Он пытался правой рукой вытащить дубинку. А левой все ловил маньяка, который никак не мог распахнуть двери у себя за спиной и бился в них все сильнее. И ножом махал в такт.
Я хотел крикнуть уже, предупредить, но дохлый успел первым. Он не крикнул, он очень спокойно спросил:
– Дед, ты чего по беспределу?..
– Заткнись! – завизжал дядя Валя так, что прыщавый перестал мотать ладошкой за спиной, крутнулся, увидел нож, зашарил по поясу и вскричал, забирая голосом все выше:
– Так, нож положил, положил быстро, я сказал, Эдик, у этого точно нож!

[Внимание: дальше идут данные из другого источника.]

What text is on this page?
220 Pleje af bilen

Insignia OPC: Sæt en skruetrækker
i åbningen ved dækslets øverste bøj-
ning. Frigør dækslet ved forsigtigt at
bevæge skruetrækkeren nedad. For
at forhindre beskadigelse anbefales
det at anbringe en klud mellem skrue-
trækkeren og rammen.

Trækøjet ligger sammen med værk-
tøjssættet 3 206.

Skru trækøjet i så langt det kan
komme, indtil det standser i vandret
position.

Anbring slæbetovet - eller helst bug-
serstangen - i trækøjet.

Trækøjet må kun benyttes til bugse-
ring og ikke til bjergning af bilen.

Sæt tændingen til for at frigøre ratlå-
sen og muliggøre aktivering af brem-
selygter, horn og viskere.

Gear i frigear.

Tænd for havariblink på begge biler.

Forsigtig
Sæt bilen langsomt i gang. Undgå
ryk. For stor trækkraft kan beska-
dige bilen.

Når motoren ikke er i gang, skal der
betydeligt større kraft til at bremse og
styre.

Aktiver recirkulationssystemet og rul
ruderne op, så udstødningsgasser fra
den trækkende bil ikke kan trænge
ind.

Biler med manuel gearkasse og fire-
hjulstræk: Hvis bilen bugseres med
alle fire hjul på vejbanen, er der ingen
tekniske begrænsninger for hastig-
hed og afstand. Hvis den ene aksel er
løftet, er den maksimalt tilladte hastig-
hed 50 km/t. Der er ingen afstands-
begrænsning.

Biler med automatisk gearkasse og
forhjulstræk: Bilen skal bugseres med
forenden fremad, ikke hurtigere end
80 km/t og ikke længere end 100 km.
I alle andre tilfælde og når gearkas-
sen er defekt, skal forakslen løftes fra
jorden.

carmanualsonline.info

Эдик ударил Марат-абыя дубинкой по голове, уже сильно, громко – раз и два, а тот и не пошевелился, только глазами вольно двигал. Эдик выкрикнул:
– Ща, с этим клоуном разберусь! Ты его-о-о-ой!
Марат-абый быстро расцепил пасть, выпрямился, схватил Эдика за руку и полу куртки, рванул руку вверх, а куртку вниз так, что куртка с треском разошлась, и серая форма под ней тоже – и вгрызся в дико неуместную здесь бледную подмышку.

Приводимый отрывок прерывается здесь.